Yesterday, I was on CNBC's Closing Bell to debate the absurd notion that public employees are the people to blame for state government budget problems. But, what was most interesting about the debate with CNBC's anchor Maria Bartiromo is how she became speechless--and that ain't no easy feat--when I challenged her about class warfare.
The quick lead-up was this: the premise of the program was that those big, bad public unions were using their power to direct stimulus to states in order to save union jobs. To which I said "amen":
If I can first address the main point: thank God for the public sector unions. Because if it wasn't for the public sector unions, and the stimulus money coming to states to save jobs, this economy would not just be in a so-called recession, we'd be at the bottom of the abyss. It's actually the stimulus money that has saved part of the economy and kept that sector going while in fact the private sector has declined because there's no credit as you well know in the private sector, and jobs have been lost like crazy.
You can watch the whole back-and-forth on this point. But, then, I made this observation on state budgets:
There are two reasons states are in trouble in terms of their budget. One is the overall collapse of the economy thanks to Bernie Madoff, Wall Street, AIG, and all your other friends. The second point is this: we do not have a progressive taxation system anymore. In New York state, which Steve and I both live in, if we went back to a more progressive taxation system, and taxed just the top one percent, we would have about eight or nine billion dollars more which would solve the crisis.
Which sent Bartiromo over the edge (this begins at about 6:48 of the clip):
BARTIROMO: Look, I can't allow you to fan the flames of class warfare on this program. You said, you said "Wall Street and all your other friends." Who's they?
TASINI: Class warfare is, does exist in this country. The problem is, the class that's being affected are 95 percent of the population. Are you telling me there isn't class warfare in this country?
And, then, this:
BARTIROMO: Well, workers are being affected, however, I'm trying to get at the point of why we have these troubled...
TASINI: We have the biggest gap between rich and poor that we've ever had in probably a hundred years. Productivity in the last 30 years has skyrocketed, and workers have gotten no benefit, that is the definition of class warfare.

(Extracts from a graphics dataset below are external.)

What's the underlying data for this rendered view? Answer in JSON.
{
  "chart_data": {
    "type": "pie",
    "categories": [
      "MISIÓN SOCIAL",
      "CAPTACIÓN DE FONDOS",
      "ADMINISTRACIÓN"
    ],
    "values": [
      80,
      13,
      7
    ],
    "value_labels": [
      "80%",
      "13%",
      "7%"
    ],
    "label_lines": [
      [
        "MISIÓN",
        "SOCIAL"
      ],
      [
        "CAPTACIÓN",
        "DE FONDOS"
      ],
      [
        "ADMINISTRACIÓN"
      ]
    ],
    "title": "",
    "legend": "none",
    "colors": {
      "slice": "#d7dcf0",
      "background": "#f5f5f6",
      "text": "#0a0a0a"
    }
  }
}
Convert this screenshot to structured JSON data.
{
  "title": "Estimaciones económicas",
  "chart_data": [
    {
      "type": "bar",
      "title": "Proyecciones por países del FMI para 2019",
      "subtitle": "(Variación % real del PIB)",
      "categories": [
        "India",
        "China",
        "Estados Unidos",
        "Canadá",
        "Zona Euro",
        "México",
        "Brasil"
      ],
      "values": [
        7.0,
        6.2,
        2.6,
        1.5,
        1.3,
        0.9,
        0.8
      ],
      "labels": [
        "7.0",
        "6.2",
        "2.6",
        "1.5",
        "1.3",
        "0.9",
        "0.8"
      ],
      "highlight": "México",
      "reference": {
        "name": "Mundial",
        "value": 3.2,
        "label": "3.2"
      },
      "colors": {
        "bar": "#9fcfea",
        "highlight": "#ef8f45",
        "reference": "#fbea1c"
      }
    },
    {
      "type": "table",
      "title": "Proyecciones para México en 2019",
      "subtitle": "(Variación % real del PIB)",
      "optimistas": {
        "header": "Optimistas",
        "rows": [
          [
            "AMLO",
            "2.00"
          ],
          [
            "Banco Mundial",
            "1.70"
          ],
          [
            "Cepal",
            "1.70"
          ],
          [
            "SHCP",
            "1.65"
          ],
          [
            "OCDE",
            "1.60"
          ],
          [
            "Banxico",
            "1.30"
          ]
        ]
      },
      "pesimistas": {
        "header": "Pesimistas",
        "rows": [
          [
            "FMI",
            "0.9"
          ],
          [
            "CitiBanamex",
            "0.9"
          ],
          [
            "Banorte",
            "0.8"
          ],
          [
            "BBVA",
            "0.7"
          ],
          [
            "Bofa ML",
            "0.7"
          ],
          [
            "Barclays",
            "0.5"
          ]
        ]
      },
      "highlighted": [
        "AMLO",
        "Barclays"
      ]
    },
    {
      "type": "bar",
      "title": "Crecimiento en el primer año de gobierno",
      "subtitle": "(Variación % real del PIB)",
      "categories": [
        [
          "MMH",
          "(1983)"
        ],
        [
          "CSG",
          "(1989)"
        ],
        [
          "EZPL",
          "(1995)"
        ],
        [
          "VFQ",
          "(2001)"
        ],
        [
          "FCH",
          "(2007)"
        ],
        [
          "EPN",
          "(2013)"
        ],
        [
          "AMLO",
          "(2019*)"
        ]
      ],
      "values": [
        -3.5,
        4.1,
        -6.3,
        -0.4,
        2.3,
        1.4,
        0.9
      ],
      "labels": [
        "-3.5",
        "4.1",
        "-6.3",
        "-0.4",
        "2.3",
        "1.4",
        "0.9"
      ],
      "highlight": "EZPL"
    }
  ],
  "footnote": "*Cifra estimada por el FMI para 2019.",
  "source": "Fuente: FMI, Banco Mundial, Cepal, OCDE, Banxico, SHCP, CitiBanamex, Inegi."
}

And Bartiromo, you can tell, is caught for a moment trying to figure out how to dispute the truth. So, instead, she asks her other guest from the wacky Manhattan Institute to respond.
It gets more amusing when Bartiromo throws out the word "socialist" (that's always a show-stopper). But, what I ultimately found interesting--and said so at about 8:57 on the clip--is that neither she or her other guest responded directly to address the FACT that there is class warfare in the country.
Anyway, you can watch the whole thing here (apologies, but the embed code for CNBC videos does not work here):
UPDATE: thanks for all your comments. It's all of you--and this community and others--that continually help get the message out about what is happening to most of the people. I did want to say that there was another important exchange in the "debate" around health care. Bartiromo and other people in the media regularly try to blame the problems in various industries, particularly, auto, on unionized workers. But, they are incapable of dealing with the facts--ideological opposition for all these years to a single-payer, "Medicare for All" system has saddled business with billions of dollars in costs that are killing the economy. In other words, if you were to follow simply the economics--rather than ideology and the coddling of the insurance industry--you would have to conclude that single-payer is the only sane alternative. This regularly escapes these folks.
UPDATE #2: It's been a crazy day so sorry I haven't responded to more comments. I did scan them, however, and have one comment about tone: Bartiromo can be termed many things--wrong, a corporate mouthpiece, a union-basher and other things. This is an open place and I'm for freedom of speech. BUT, I'd like to suggest that we don't cross the line with terms like "skank", nor make derogatory, or frankly any comments, about her physical appearance. That only cheapens, and detracts, from our main argument.